Monday, March 5, 2012
Daylight Saving Time, Already!
Daylight Saving Time starts Saturday, March 10, (actually during the wee hours of Sunday morning but who is going to stay up till 2 a.m. to reset the time?). Don't forget to move your clocks ahead one hour.
Or as the old saying goes: "Fall Back; Spring Forward!"
Although the idea of Daylight Saving Time was mentioned by Ben Franklin back in 1784, the idea did not catch on then. It took until 1895, when it was proposed once more, this time by a fellow named George Vernon Hudson, and implemented during World War I. Personally, I think I would have had more of a tendency to listen to Ben than to G.V. but that is how history went.
Franklin proposed the idea of daylight saving time, while in Paris, in an unsigned article that was filled with his customary good humor as well as his scientific insights. Realizing that candle or oil lighting was much more expensive than daylight, Franklin determined just how much a family might save, and then, how much the city of Paris might save.
Ben figured that 100,000 Parisian families burned half a pound of candles per hour for an average of seven hours per day (which was the average time for the summer months between dusk and the supposed bedtime of Parisians). What he found was this:
"183 nights between 20 March and 20 September times 7 hours per night of candle usage equals 1,281 hours for a half year of candle usage. Multiplying by 100,000 families gives 128,100,000 hours by candlelight. Each candle requires half a pound of tallow and wax, thus a total of 64,050,000 pounds.

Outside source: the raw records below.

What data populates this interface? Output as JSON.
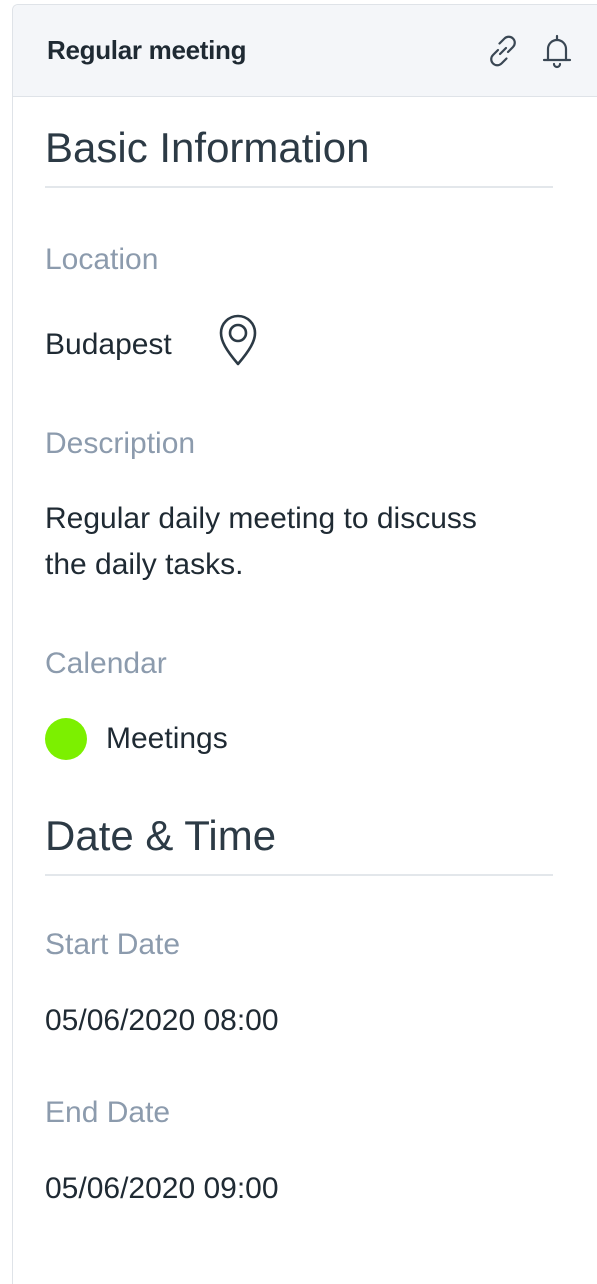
{
  "header": {
    "title": "Regular meeting",
    "icons": [
      "link-icon",
      "bell-icon"
    ]
  },
  "basic": {
    "title": "Basic Information",
    "location_label": "Location",
    "location_value": "Budapest",
    "location_icon": "map-pin-icon",
    "description_label": "Description",
    "description_line1": "Regular daily meeting to discuss",
    "description_line2": "the daily tasks.",
    "calendar_label": "Calendar",
    "calendar_value": "Meetings",
    "calendar_color": "#7cf000"
  },
  "datetime": {
    "title": "Date & Time",
    "start_label": "Start Date",
    "start_value": "05/06/2020 08:00",
    "end_label": "End Date",
    "end_value": "05/06/2020 09:00"
  }
}
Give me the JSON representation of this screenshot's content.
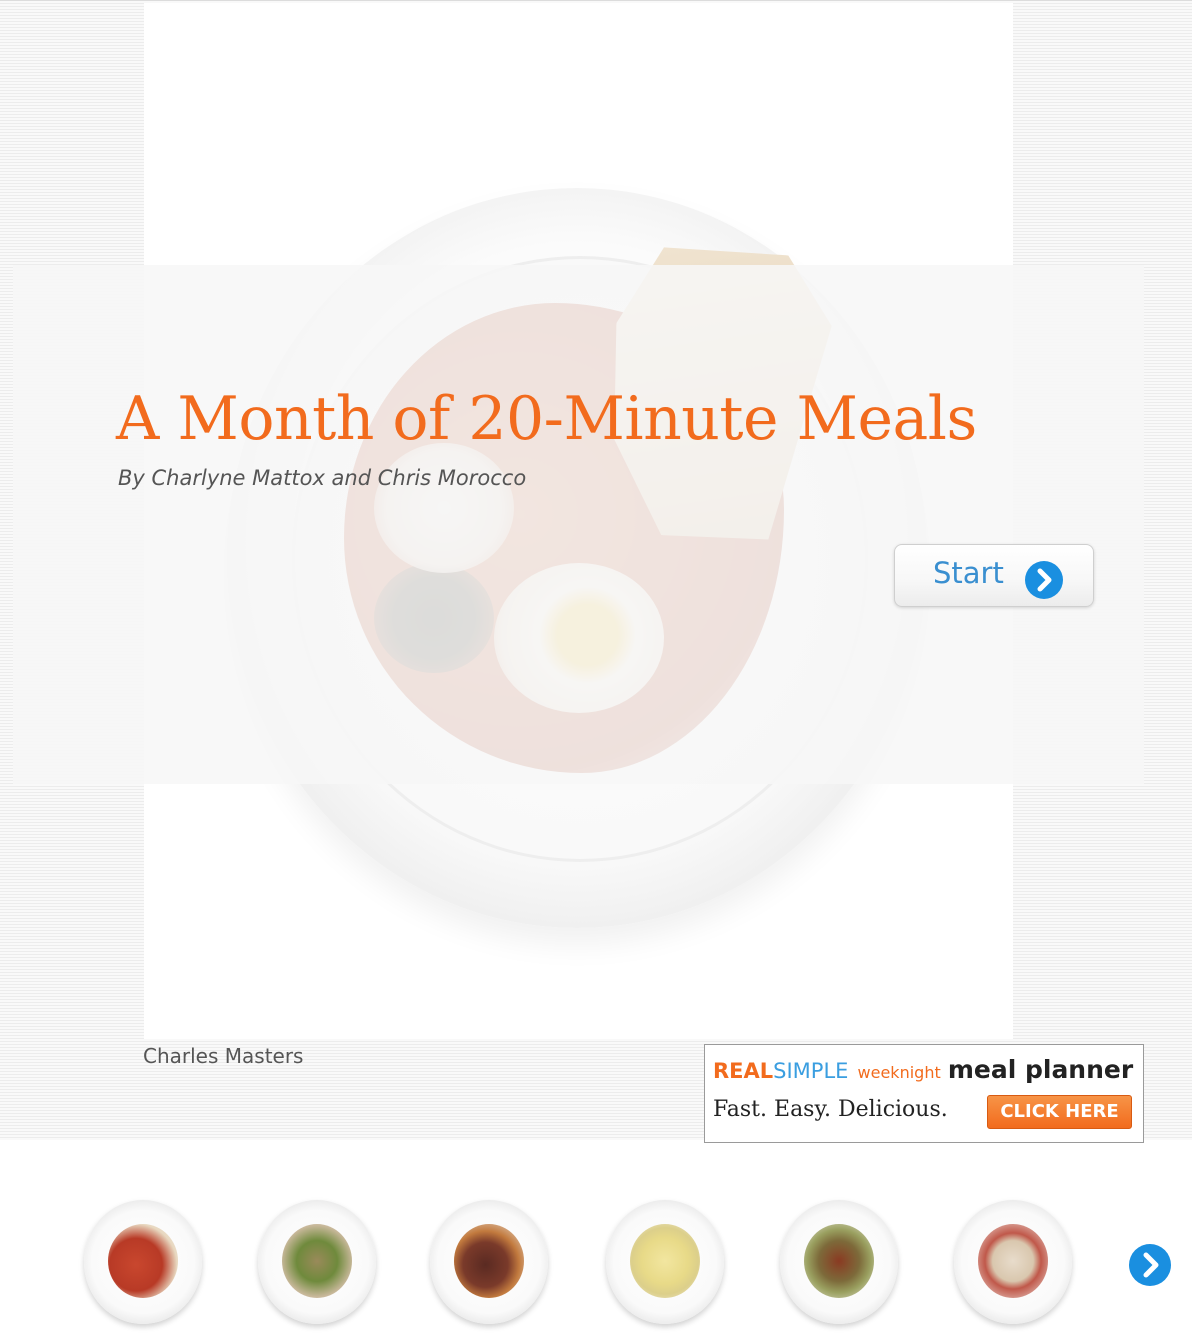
{
  "hero": {
    "title": "A Month of 20-Minute Meals",
    "byline": "By Charlyne Mattox and Chris Morocco",
    "start_label": "Start",
    "photo_credit": "Charles Masters"
  },
  "ad": {
    "brand_real": "REAL",
    "brand_simple": "SIMPLE",
    "weeknight": "weeknight",
    "planner": "meal planner",
    "tagline": "Fast. Easy. Delicious.",
    "cta": "CLICK HERE"
  },
  "colors": {
    "accent_orange": "#f26b1d",
    "accent_blue": "#3a8fd0"
  },
  "thumbnails": [
    {
      "icon": "shakshuka-plate-thumbnail"
    },
    {
      "icon": "salad-plate-thumbnail"
    },
    {
      "icon": "steak-carrots-plate-thumbnail"
    },
    {
      "icon": "egg-soup-plate-thumbnail"
    },
    {
      "icon": "chicken-greens-plate-thumbnail"
    },
    {
      "icon": "pasta-plate-thumbnail"
    }
  ]
}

At a price of thirty sols per pounds of tallow and wax (two hundred sols make one livre tournois), the total sum comes to 96,075,000 livre tournois.
"An immense sum," penned Franklin, "that the city of Paris might save every year."
As for the terminology, DST is most correctly rendered: "Daylight Saving Time" without any word having an "s" on the end of it.
This is your timely message for today!